I don't remember much about that year. About the only TV show I watched on a regular basis was thirtysomething, but I remember watching the Tracy Ullman show and seeing the early version of the Simpsons on it (I think that was in '88). Probably the most signicant event of the year was casting my first Presidential vote. I'm too embarrassed to say who I got my vote.
14 comments:
Come on, you can't just tease us like that.
I can understand why you wouldn't want the picture right here on the net, but that doesn't mean that you can't email it to me.
I met Terrence Trent D'Arby at one of my first jobs. What an ego.
In fact, a few minutes ago I was just listening to his song "Sign My Name."
NIce pic!! I was a sociology major and NOBODY EVER dressed like that in any of my classes. I went to the wrong college!
I'm guessing 1987...if that's the year I discovered John Hiatt...Slow Turning was a great song and album.
ANd I remember Terence Trent d'Arby was supposed to be the next Prince. More ego than he was worth as I remember. I think today his job still involves a microphone, except he says, "Welcome to Carl's Junior, would you like to try the Paris Hilton combo?
You were adorable! And where is this new profile pic? I see no new profile pic.

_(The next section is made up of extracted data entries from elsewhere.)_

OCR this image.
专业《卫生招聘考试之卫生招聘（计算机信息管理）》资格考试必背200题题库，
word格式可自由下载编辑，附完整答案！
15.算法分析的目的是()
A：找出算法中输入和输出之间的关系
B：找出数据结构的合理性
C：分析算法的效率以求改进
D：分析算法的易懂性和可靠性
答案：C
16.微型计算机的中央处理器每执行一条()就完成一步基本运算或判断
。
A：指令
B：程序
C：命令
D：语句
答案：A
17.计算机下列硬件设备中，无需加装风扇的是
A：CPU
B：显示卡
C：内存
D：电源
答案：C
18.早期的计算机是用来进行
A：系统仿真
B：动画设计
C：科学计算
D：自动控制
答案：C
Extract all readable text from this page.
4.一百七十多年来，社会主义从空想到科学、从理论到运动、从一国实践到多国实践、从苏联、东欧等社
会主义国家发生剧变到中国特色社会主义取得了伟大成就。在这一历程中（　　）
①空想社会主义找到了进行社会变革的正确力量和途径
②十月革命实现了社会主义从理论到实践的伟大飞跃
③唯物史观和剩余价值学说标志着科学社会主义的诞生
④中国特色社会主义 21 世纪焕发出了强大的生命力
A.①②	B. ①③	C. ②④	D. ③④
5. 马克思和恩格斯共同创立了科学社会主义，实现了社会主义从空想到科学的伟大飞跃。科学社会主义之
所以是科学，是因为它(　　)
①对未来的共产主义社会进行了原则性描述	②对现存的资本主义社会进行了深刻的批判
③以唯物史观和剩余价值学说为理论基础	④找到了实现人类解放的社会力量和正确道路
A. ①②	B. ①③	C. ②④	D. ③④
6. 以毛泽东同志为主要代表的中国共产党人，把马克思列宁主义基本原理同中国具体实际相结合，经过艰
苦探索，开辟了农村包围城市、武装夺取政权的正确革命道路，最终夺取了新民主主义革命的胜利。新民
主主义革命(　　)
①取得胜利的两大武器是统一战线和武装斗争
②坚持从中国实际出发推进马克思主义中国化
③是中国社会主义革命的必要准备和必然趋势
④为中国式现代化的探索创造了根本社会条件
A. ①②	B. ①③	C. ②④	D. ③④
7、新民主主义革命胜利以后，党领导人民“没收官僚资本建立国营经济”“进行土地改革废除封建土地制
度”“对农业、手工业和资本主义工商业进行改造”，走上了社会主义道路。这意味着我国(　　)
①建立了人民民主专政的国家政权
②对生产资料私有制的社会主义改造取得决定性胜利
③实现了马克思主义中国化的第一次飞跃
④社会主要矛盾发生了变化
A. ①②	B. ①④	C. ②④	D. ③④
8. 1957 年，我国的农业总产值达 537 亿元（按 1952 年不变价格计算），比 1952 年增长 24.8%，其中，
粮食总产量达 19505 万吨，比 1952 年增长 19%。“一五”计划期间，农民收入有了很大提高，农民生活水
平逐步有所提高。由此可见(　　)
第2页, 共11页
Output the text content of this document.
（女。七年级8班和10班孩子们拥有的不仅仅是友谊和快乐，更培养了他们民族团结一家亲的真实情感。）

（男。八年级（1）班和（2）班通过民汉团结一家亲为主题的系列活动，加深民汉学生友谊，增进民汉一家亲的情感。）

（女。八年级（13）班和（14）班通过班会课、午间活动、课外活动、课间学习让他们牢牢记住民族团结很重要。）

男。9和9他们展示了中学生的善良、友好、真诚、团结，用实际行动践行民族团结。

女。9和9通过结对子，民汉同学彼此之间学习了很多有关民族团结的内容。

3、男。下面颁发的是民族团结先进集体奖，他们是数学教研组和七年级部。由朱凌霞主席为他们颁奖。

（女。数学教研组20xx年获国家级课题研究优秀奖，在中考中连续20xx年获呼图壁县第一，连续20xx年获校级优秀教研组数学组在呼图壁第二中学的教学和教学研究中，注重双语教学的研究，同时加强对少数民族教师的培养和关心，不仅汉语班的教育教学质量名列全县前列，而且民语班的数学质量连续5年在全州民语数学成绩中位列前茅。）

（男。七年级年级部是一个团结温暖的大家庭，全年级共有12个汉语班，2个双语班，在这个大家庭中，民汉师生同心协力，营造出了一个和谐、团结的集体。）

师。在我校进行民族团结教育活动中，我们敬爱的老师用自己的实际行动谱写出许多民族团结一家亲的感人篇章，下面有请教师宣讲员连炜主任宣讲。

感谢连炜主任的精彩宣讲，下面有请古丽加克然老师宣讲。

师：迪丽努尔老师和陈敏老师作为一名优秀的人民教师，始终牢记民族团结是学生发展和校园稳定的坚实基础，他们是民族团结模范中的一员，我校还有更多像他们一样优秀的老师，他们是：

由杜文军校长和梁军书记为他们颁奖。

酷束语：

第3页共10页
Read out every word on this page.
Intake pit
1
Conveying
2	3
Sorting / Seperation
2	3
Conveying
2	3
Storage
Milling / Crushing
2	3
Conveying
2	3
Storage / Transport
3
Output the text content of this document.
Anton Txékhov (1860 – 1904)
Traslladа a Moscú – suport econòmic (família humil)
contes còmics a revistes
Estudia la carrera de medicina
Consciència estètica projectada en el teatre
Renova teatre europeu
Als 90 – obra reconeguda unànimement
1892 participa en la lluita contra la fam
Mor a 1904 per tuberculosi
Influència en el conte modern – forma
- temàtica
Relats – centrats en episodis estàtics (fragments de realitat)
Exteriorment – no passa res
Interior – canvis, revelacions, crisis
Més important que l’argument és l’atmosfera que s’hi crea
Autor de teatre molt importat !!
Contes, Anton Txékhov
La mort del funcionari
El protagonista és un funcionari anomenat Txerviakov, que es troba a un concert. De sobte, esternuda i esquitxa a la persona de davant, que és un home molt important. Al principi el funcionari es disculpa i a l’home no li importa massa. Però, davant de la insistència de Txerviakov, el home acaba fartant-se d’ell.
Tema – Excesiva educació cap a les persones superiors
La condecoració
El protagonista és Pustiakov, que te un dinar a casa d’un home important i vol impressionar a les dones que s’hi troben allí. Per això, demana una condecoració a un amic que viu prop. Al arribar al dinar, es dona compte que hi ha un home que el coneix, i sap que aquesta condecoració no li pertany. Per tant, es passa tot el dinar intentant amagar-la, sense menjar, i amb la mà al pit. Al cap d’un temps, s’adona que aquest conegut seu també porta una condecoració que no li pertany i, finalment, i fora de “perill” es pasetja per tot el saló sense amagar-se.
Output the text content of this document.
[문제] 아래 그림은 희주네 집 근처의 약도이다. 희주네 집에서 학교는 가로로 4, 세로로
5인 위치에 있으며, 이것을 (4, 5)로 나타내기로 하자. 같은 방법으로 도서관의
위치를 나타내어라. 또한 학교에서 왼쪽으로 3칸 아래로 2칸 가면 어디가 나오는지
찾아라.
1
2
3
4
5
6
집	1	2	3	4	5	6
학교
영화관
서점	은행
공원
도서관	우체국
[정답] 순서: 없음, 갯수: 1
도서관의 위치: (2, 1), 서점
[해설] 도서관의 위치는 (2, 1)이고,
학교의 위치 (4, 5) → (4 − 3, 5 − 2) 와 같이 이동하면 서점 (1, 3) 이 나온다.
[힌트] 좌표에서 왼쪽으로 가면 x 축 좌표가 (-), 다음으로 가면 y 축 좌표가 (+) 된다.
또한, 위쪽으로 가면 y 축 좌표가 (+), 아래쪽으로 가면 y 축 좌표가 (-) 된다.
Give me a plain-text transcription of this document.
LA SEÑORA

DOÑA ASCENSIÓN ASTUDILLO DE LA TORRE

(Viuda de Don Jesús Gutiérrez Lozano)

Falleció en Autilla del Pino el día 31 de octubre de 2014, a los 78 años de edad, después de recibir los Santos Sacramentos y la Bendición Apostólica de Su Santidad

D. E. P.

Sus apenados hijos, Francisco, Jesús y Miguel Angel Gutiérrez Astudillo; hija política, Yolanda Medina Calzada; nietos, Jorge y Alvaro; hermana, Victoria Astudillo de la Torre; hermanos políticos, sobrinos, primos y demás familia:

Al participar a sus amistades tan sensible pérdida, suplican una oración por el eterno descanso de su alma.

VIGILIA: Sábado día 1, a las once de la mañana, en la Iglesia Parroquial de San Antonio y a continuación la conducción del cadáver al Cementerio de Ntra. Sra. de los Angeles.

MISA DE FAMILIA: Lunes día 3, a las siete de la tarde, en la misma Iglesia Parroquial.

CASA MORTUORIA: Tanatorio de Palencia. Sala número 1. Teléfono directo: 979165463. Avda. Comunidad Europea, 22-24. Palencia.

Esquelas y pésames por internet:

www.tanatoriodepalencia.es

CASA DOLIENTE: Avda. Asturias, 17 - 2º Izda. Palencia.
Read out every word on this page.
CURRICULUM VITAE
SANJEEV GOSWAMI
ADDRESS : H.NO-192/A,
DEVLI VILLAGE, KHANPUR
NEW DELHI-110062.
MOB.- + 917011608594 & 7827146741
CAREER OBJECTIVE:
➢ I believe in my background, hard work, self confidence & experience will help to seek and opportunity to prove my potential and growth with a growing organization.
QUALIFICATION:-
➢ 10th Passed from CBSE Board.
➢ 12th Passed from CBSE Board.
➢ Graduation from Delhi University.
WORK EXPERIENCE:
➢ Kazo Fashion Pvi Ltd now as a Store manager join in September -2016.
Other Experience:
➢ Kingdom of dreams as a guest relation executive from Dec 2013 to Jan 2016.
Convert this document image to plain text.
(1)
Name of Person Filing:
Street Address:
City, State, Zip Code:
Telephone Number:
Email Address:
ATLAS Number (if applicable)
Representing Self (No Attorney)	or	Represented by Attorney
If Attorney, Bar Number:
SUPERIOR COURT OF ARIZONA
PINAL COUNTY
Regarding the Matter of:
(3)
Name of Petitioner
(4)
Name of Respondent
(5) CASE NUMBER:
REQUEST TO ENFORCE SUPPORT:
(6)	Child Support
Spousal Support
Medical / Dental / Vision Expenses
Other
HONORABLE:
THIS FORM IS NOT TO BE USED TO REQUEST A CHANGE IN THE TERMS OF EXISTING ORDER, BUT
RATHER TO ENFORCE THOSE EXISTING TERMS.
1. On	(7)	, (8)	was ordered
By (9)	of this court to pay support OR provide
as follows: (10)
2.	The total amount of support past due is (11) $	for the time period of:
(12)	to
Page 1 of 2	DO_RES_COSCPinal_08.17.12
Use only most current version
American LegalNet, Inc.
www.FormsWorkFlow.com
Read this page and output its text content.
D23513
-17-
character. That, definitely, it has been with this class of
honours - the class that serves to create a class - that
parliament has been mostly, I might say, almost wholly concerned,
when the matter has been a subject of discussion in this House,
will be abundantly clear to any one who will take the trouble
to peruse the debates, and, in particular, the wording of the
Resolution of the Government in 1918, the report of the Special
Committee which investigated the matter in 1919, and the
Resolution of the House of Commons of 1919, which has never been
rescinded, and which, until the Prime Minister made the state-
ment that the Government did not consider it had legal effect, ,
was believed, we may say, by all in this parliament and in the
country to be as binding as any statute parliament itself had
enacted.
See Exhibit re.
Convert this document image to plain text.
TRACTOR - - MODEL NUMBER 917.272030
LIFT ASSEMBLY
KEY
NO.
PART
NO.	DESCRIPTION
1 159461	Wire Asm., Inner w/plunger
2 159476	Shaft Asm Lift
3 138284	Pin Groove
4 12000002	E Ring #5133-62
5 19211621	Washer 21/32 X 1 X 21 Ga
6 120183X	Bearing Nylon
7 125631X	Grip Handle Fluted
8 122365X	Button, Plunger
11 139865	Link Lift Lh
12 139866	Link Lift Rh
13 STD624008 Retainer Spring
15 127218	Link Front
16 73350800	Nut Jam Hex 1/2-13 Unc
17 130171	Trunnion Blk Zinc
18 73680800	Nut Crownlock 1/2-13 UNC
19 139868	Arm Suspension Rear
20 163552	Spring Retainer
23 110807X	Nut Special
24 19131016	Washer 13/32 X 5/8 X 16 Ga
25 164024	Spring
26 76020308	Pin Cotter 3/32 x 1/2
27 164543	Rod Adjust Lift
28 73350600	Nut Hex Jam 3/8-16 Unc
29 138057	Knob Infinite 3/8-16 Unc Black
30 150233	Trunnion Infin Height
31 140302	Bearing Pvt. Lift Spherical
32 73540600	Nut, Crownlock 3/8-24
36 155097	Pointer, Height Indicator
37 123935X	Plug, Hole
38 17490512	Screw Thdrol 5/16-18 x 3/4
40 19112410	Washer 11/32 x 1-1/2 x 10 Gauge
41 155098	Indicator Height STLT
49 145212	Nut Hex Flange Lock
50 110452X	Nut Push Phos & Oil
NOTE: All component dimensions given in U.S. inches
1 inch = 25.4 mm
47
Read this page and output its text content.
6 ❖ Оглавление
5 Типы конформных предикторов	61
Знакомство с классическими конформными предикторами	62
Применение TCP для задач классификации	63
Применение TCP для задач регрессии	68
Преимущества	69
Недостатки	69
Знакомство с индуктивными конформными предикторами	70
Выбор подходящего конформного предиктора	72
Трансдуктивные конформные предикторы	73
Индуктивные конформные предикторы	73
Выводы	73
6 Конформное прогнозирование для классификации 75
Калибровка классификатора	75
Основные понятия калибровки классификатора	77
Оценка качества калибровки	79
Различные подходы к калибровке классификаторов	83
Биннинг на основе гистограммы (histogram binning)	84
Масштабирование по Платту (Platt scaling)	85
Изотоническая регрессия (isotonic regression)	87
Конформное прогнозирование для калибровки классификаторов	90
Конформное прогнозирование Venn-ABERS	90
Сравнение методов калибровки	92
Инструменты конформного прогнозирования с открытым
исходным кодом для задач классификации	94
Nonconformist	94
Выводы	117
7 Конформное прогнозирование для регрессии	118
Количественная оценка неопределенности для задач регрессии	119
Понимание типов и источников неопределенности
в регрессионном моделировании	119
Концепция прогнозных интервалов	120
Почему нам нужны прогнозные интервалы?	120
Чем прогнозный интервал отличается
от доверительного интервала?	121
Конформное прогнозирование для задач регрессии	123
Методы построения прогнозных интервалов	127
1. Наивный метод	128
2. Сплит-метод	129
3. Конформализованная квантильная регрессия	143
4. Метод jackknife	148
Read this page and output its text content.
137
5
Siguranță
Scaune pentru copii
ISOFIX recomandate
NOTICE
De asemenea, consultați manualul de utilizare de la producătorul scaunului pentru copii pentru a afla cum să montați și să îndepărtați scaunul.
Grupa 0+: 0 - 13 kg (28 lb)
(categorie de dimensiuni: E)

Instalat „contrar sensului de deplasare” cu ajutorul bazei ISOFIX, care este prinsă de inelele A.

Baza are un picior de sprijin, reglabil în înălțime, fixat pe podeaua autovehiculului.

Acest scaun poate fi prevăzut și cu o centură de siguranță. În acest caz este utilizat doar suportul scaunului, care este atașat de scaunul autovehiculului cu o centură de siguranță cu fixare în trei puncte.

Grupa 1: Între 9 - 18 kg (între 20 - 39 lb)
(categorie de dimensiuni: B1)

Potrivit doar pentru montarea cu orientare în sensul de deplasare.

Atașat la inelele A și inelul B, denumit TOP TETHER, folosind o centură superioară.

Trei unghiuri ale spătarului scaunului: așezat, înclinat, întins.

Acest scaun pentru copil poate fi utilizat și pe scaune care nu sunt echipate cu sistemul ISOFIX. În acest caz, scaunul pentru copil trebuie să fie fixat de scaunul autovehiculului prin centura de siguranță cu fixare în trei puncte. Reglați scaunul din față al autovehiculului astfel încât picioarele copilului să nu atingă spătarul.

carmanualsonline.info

Oh man the music again. I feel like I just strolled down the high school hallways with you. Thanks.
Lois Lane
P.S. Will you sit by me during the test so I can copy off of you?
Show us your tits!
Let's see, where to start?
Mr. Danger, that will cost A LOT of Hoe points.
Gina, yeah, I was too busy to fluff my hair every day. I was one of the originators of the 'grunge' look. Always a rebel.
Lois, thanks! Yeah, you can copy off my test but it will cost you.
mr g, yeah, I went a small, liberal arts, 'Presbyterian' (sp?) college. My sociology professor was a really cool lady. I can't remember if anyone else actually came to class as a deviant that day. I sort of stole the show.
madman, I'm no Paris Hilton. that's for sure.
tayster, you would be disappointed. I had the chest of a twelve year old.
And yeah, TTD'A was all ego. Don't you reckon the D'Arby was a hint that he would eventually be working at Arby's?
Oh, yeah, Lois, the profile pic isn't on this blog. It's on the Lyrics one. Sorry about that. I forgot that I set it up that way.
Gina, there was a magazine ad back then for Sebastian Potion 9 that I was trying to get my hair to look like. I tried to find it online to post it, but I can't find it. Maybe you remember it?
You say "chest like a 12-year-old" like it's a bad thing.
KIDDING!!!!!!!!!!!!!!!!!!!
I'm thinking I MIGHT actually have that ad somewhere (because I'm a terrible pack-rat and keep some really weird shit). And you just gave me an idea. Maybe I should have an auction using Hoe points. Hmmm...
If nick & I put our points together, would that be enough?
Well, you'd have to work that out with Mr. Danger. But to be totally honest, you probably wouldn't want to waste your points. Let's just say it would be like paying to see a Maidenform ad.
I spent may good years with Maidenform ads.
And the Sears summer catalog.
I'll just stick with the thousands of pictures I have of you in various stages of undress from all the stalking I've been doing.
I thought I saw someone up in the woods the other day. Why don't you just come knock on the door?